Parametric and dynamic studies of an iron-based 25-kWth coal direct chemical looping unit using sub-bituminous coal

• Integrated, moving bed chemical looping reactor with iron-oxide based oxygen carrier.
• Coal carbon conversion from 84.8% to 99.9%, thermal capacity 7.4 to 27.7 kWth, O2 demand less than 1.3%.
• Dynamic temperature of moving bed reducer is established and tracked during coal injection.
• CH4 and CO present at initial coal injection, eliminated after oxygen carrier activated.
• Lower coal injection had higher volatiles residence time and conversion.

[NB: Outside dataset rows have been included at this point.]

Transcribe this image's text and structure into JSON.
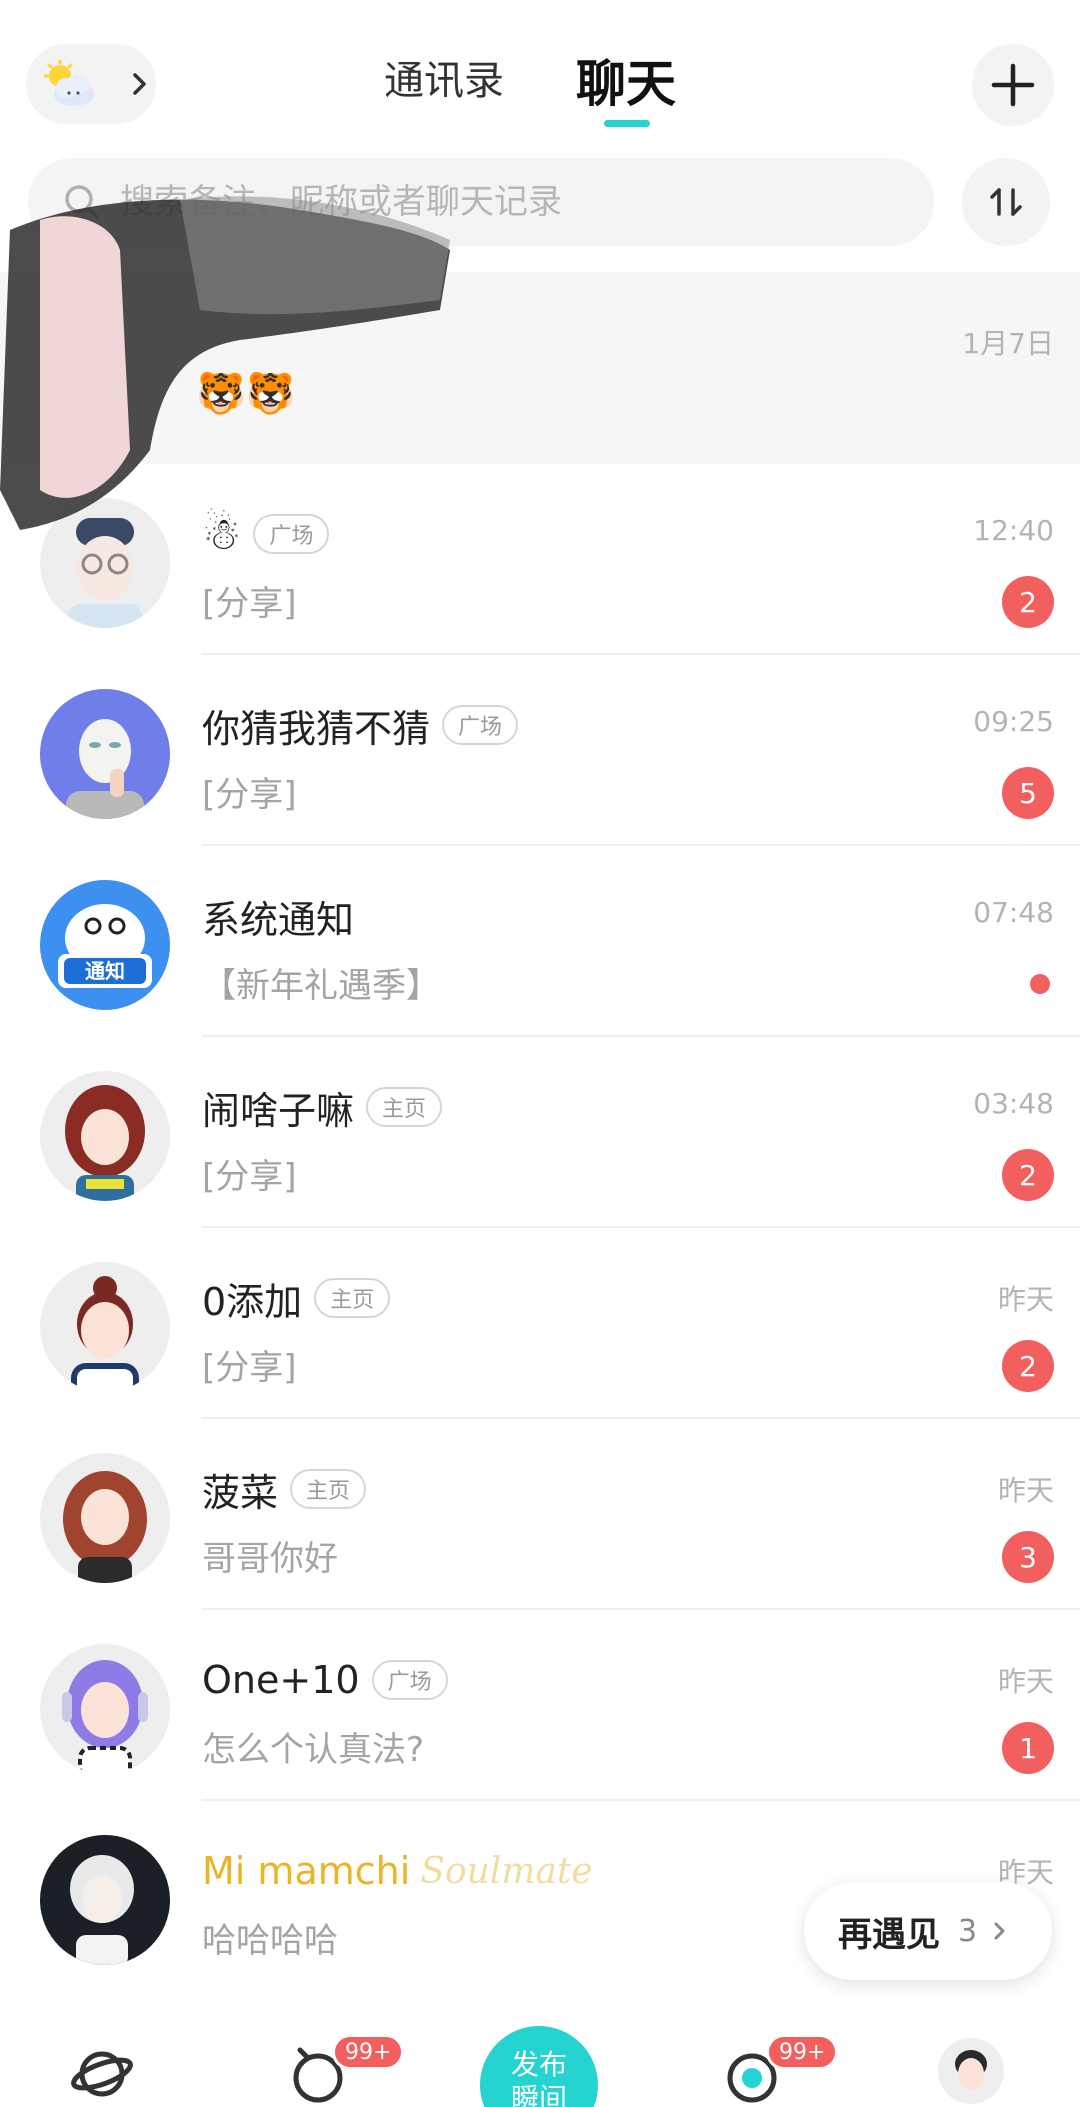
{
  "header": {
    "tab_contacts": "通讯录",
    "tab_chat": "聊天",
    "accent_color": "#25d4d0"
  },
  "search": {
    "placeholder": "搜索备注、昵称或者聊天记录"
  },
  "pinned": {
    "time": "1月7日",
    "preview": "🐯🐯"
  },
  "chats": [
    {
      "name": "",
      "emoji": "☃",
      "tag": "广场",
      "message": "[分享]",
      "time": "12:40",
      "badge": "2"
    },
    {
      "name": "你猜我猜不猜",
      "tag": "广场",
      "message": "[分享]",
      "time": "09:25",
      "badge": "5"
    },
    {
      "name": "系统通知",
      "tag": "",
      "message": "【新年礼遇季】",
      "time": "07:48",
      "dot": true,
      "avatar_text": "通知"
    },
    {
      "name": "闹啥子嘛",
      "tag": "主页",
      "message": "[分享]",
      "time": "03:48",
      "badge": "2"
    },
    {
      "name": "0添加",
      "tag": "主页",
      "message": "[分享]",
      "time": "昨天",
      "badge": "2"
    },
    {
      "name": "菠菜",
      "tag": "主页",
      "message": "哥哥你好",
      "time": "昨天",
      "badge": "3"
    },
    {
      "name": "One+10",
      "tag": "广场",
      "message": "怎么个认真法?",
      "time": "昨天",
      "badge": "1"
    },
    {
      "name": "Mi mamchi",
      "tag": "",
      "soul_label": "Soulmate",
      "message": "哈哈哈哈",
      "time": "昨天"
    }
  ],
  "meet_again": {
    "label": "再遇见",
    "count": "3"
  },
  "bottom_nav": {
    "planet_badge": "",
    "alarm_badge": "99+",
    "publish_label_line1": "发布",
    "publish_label_line2": "瞬间",
    "chat_badge": "99+"
  }
}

The iron-based Coal-Direct Chemical Looping (CDCL) combustion process is an alternative to conventional oxy-combustion technologies, where the oxygen used for fuel conversion in the CDCL process is provided by an iron-oxide based oxygen carrier instead of an air separation unit. The iron oxide is reduced using coal in the reducer reactor, producing highly-pure CO2 in the flue gas, and the reduced iron oxide is regenerated in a separate combustor reactor using air. The CDCL process at Ohio State has been developed and demonstrated in a 25 kWth sub-pilot unit, and it is the first chemical looping demonstration unit with a circulating moving bed reactor for solid fuel conversion. To date, the CDCL sub-pilot unit at OSU has been operated for more than 680 h, with a 200-h continuous operation, providing important data on long term operability as well as parametric optimization. This paper discusses recent parametric operational experience with sub-bituminous coal as the fuel, where dynamic changes in variables were performed to observe the effects on the unit itself. Measurements included temperature, pressure, and gas concentrations from the reducer and combustor. Furthermore, effects of different variables, such as flue gas recycle ratios (enhancer gas flow rates), feed port injection, and temperature, were observed. Tests confirmed high coal conversions with high purity of CO2 achieved in the flue gas. Overall, the moving bed design of the reducer results in nearly full coal conversion with a high purity of CO2, eliminating the need for additional down-stream fuel polishing and/or separation units. The combustor gas contained lean oxygen concentrations with minute amounts of carbonaceous gases detected, indicating proper regeneration of the oxygen carrier as well as good gas sealing between the reducer and combustor.